O risco da utilização indiscriminada de um opioide de ação rápida esteve na pauta da Comissão de Saúde, na tarde desta terça-feira, 26, e pode ser coibido dependendo do projeto de lei avalizado hoje. Na reunião comandada pelo presidente do colegiado, deputado Gustavo Sebba (PSDB), houve a aprovação de proposituras com pareceres favoráveis.

O primeiro deles, protocolado como processo nº 6097/23, é de autoria do deputado Virmondes Cruvinel (UB), e proíbe a comercialização, posse e utilização do fentanil para fins que não sejam estritamente médicos e autorizados por órgãos competentes no Estado.

É disposto que a Secretaria Estadual de Saúde firmará parceria com as autoridades estaduais de segurança pública, visando ao enfrentamento do tráfico e ao uso indevido do opioide. Também ficam previstas campanhas informativas e educativas sobre os riscos e perigos associados ao uso indevido da substância, entre outras ações, como registros atualizados em hospitais e capacitação dos profissionais de saúde que prescrevem e administram o fentanil.
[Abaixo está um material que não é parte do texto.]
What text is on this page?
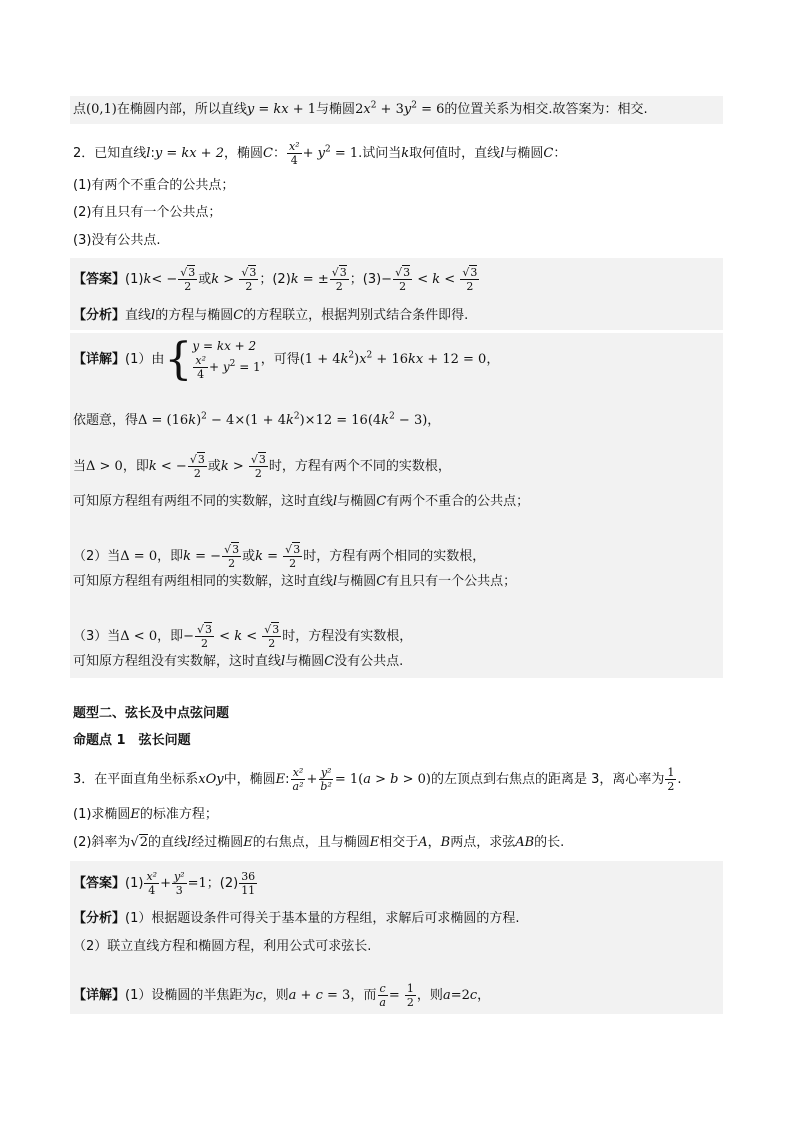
点(0,1)在椭圆内部，所以直线y = kx + 1与椭圆$2x^2 + 3y^2 = 6$的位置关系为相交.故答案为：相交.
2．已知直线l:y = kx + 2，椭圆C： $\frac{\text{x²}}{4} + y^2 = 1$.试问当k取何值时，直线l与椭圆C：
(1)有两个不重合的公共点；
(2)有且只有一个公共点；
(3)没有公共点.
【答案】$(1)k< - \frac{√3}{2}$ 或$k > \frac{√3}{2}$ ；(2)k = ± $\frac{√3}{2}$ ；$(3)- \frac{√3}{2} < k < \frac{√3}{2}$
【分析】直线l的方程与椭圆C的方程联立，根据判别式结合条件即得.
【详解】(1）由{ y = kx + 2
$\frac{\text{x²}}{4} + y^2 = 1$ ，可得$(1 + 4k^2)x^2 + 16kx + 12 = 0$，
依题意，得$\Delta = (16k)^2 - 4\times(1 + 4k^2)\times 12 = 16(4k^2 - 3)$，
当Δ > 0，即k < − $\frac{√3}{2}$ 或$k > \frac{√3}{2}$ 时，方程有两个不同的实数根，
可知原方程组有两组不同的实数解，这时直线l与椭圆C有两个不重合的公共点；
（2）当Δ = 0，即k = − $\frac{√3}{2}$ 或$k = \frac{√3}{2}$ 时，方程有两个相同的实数根，
可知原方程组有两组相同的实数解，这时直线l与椭圆C有且只有一个公共点；
（3）当Δ < 0，即− $\frac{√3}{2} < k < \frac{√3}{2}$ 时，方程没有实数根，
可知原方程组没有实数解，这时直线l与椭圆C没有公共点.
题型二、弦长及中点弦问题
命题点 1　弦长问题
3．在平面直角坐标系xOy中，椭圆E: $\frac{\text{x²}}{\text{a²}} + \frac{\text{y²}}{\text{b²}} = 1(a > b > 0)$的左顶点到右焦点的距离是 3，离心率为 $\frac{1}{2}$ .
(1)求椭圆E的标准方程；
(2)斜率为√2的直线l经过椭圆E的右焦点，且与椭圆E相交于A，B两点，求弦AB的长.
【答案】$(1) \frac{\text{x²}}{4} + \frac{\text{y²}}{3} =1$；$(2) \frac{36}{11}$
【分析】(1）根据题设条件可得关于基本量的方程组，求解后可求椭圆的方程.
（2）联立直线方程和椭圆方程，利用公式可求弦长.
【详解】(1）设椭圆的半焦距为c，则a + c = 3，而 $\frac{c}{a} = \frac{1}{2}$ ，则a=2c，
“Esse opioide, que é utilizado clinicamente como anestésico e analgésico, possui potência até cem vezes superior à da morfina, o que eleva consideravelmente os riscos de overdose, sobretudo quando usado fora do contexto médico e em combinação com outras substâncias”, escreve o deputado na justificativa da matéria.

Leia Também:  Agenda do governador para sábado

Também de Cruvinel, o segundo processo acolhido foi o nº 25473/25, que autoriza a criação do Sistema Estadual de Inteligência Alimentar de Goiás (Seiag) e estabelece monitoramento em tempo real dos indicadores de segurança alimentar e nutricional.
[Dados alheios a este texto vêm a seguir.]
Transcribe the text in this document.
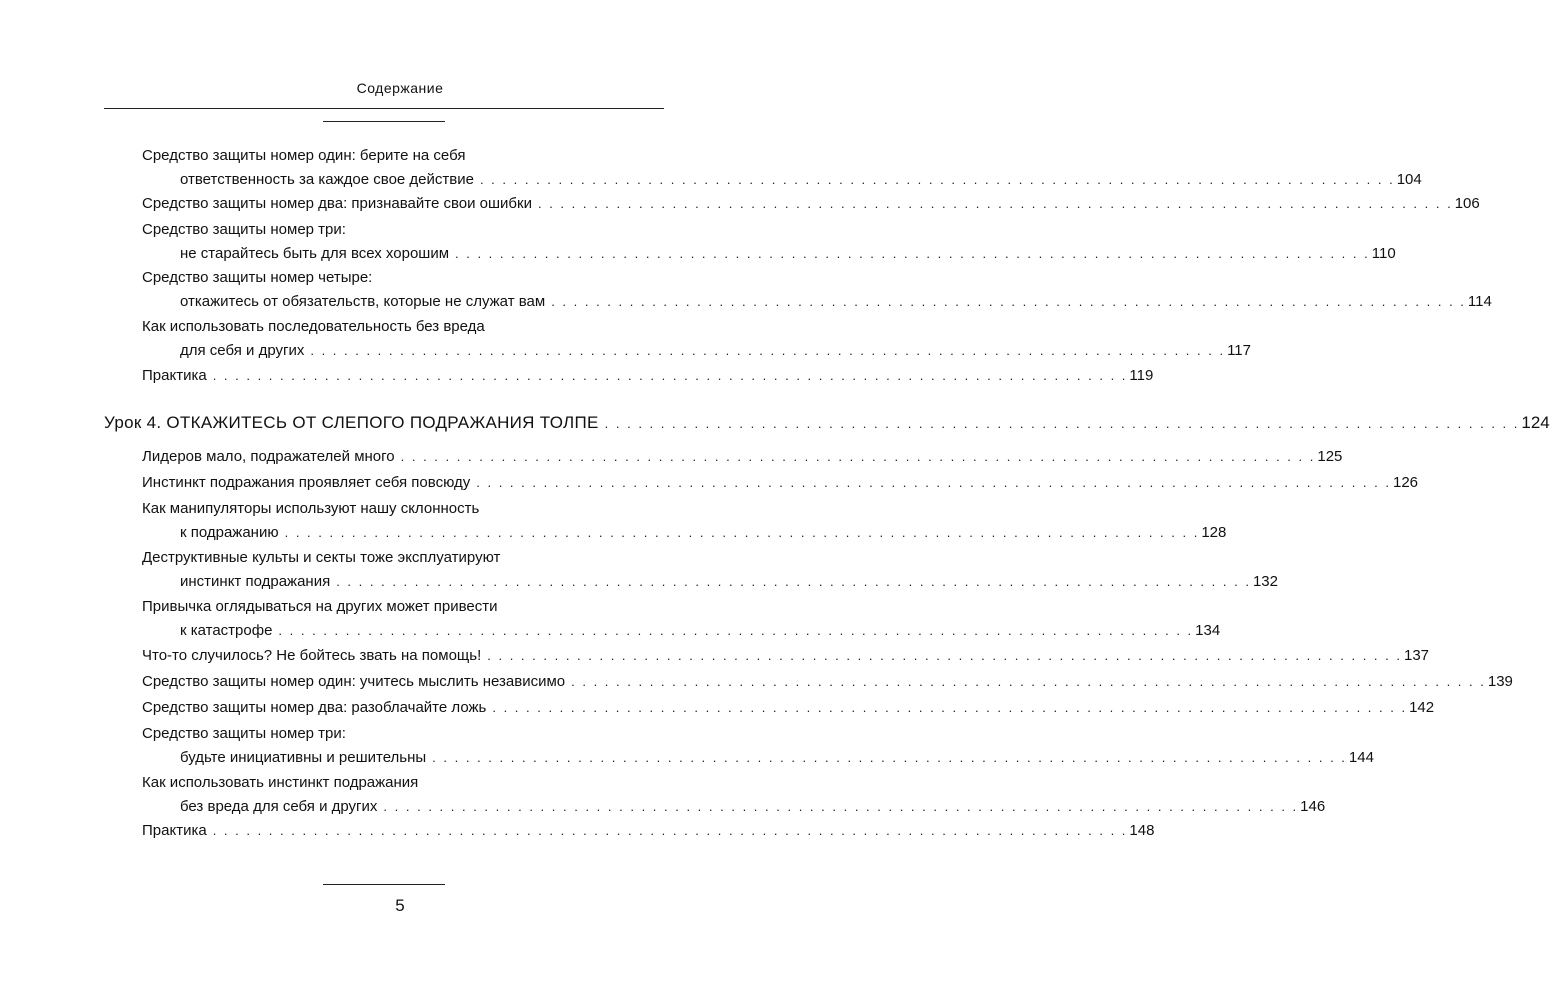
Содержание
Средство защиты номер один: берите на себя
ответственность за каждое свое действие . . . . . . . . . . . . . . . . . . . . . . . . . . . . . . . . . . . . . . . . . . . . . . . . . . . . . . . . . . . . . . . . . . . . . . . . . . . . . . . . . . 104
Средство защиты номер два: признавайте свои ошибки . . . . . . . . . . . . . . . . . . . . . . . . . . . . . . . . . . . . . . . . . . . . . . . . . . . . . . . . . . . . . . . . . . . . . . . . . . . . . . . . . . 106
Средство защиты номер три:
не старайтесь быть для всех хорошим . . . . . . . . . . . . . . . . . . . . . . . . . . . . . . . . . . . . . . . . . . . . . . . . . . . . . . . . . . . . . . . . . . . . . . . . . . . . . . . . . . 110
Средство защиты номер четыре:
откажитесь от обязательств, которые не служат вам . . . . . . . . . . . . . . . . . . . . . . . . . . . . . . . . . . . . . . . . . . . . . . . . . . . . . . . . . . . . . . . . . . . . . . . . . . . . . . . . . . 114
Как использовать последовательность без вреда
для себя и других . . . . . . . . . . . . . . . . . . . . . . . . . . . . . . . . . . . . . . . . . . . . . . . . . . . . . . . . . . . . . . . . . . . . . . . . . . . . . . . . . . 117
Практика . . . . . . . . . . . . . . . . . . . . . . . . . . . . . . . . . . . . . . . . . . . . . . . . . . . . . . . . . . . . . . . . . . . . . . . . . . . . . . . . . . 119
Урок 4. ОТКАЖИТЕСЬ ОТ СЛЕПОГО ПОДРАЖАНИЯ ТОЛПЕ . . . . . . . . . . . . . . . . . . . . . . . . . . . . . . . . . . . . . . . . . . . . . . . . . . . . . . . . . . . . . . . . . . . . . . . . . . . . . . . . . . 124
Лидеров мало, подражателей много . . . . . . . . . . . . . . . . . . . . . . . . . . . . . . . . . . . . . . . . . . . . . . . . . . . . . . . . . . . . . . . . . . . . . . . . . . . . . . . . . . 125
Инстинкт подражания проявляет себя повсюду . . . . . . . . . . . . . . . . . . . . . . . . . . . . . . . . . . . . . . . . . . . . . . . . . . . . . . . . . . . . . . . . . . . . . . . . . . . . . . . . . . 126
Как манипуляторы используют нашу склонность
к подражанию . . . . . . . . . . . . . . . . . . . . . . . . . . . . . . . . . . . . . . . . . . . . . . . . . . . . . . . . . . . . . . . . . . . . . . . . . . . . . . . . . . 128
Деструктивные культы и секты тоже эксплуатируют
инстинкт подражания . . . . . . . . . . . . . . . . . . . . . . . . . . . . . . . . . . . . . . . . . . . . . . . . . . . . . . . . . . . . . . . . . . . . . . . . . . . . . . . . . . 132
Привычка оглядываться на других может привести
к катастрофе . . . . . . . . . . . . . . . . . . . . . . . . . . . . . . . . . . . . . . . . . . . . . . . . . . . . . . . . . . . . . . . . . . . . . . . . . . . . . . . . . . 134
Что-то случилось? Не бойтесь звать на помощь! . . . . . . . . . . . . . . . . . . . . . . . . . . . . . . . . . . . . . . . . . . . . . . . . . . . . . . . . . . . . . . . . . . . . . . . . . . . . . . . . . . 137
Средство защиты номер один: учитесь мыслить независимо . . . . . . . . . . . . . . . . . . . . . . . . . . . . . . . . . . . . . . . . . . . . . . . . . . . . . . . . . . . . . . . . . . . . . . . . . . . . . . . . . . 139
Средство защиты номер два: разоблачайте ложь . . . . . . . . . . . . . . . . . . . . . . . . . . . . . . . . . . . . . . . . . . . . . . . . . . . . . . . . . . . . . . . . . . . . . . . . . . . . . . . . . . 142
Средство защиты номер три:
будьте инициативны и решительны . . . . . . . . . . . . . . . . . . . . . . . . . . . . . . . . . . . . . . . . . . . . . . . . . . . . . . . . . . . . . . . . . . . . . . . . . . . . . . . . . . 144
Как использовать инстинкт подражания
без вреда для себя и других . . . . . . . . . . . . . . . . . . . . . . . . . . . . . . . . . . . . . . . . . . . . . . . . . . . . . . . . . . . . . . . . . . . . . . . . . . . . . . . . . . 146
Практика . . . . . . . . . . . . . . . . . . . . . . . . . . . . . . . . . . . . . . . . . . . . . . . . . . . . . . . . . . . . . . . . . . . . . . . . . . . . . . . . . . 148
5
O Seiag seria uma plataforma integrada de dados visando, por exemplo, a monitorar a produção agrícola estadual e seus índices de distribuição; acompanhar a variação de preços de alimentos básicos nos diferentes municípios goianos; identificar áreas de insegurança alimentar no território estadual.

O deputado Cristiano Galindo (Solidariedade) também teve duas matérias aprovadas pelo colegiado. O processo nº 3318/23 dispõe sobre a disponibilização do tratamento de hemodiálise por hemodiafiltração online, em Goiás, para pacientes portadores de doenças renais crônicas no Sistema Único de Saúde. O Poder Executivo executaria e custearia esse tratamento, ao qual as clínicas de tratamento de hemodiálise públicas ou conveniadas teriam que se adaptar no prazo de até 90 dias.

A iniciativa nº 3320/23, a seu turno, institui Semana Estadual de Conscientização sobre o Retinoblastoma, a ser realizada, anualmente, na semana do dia 18 de setembro.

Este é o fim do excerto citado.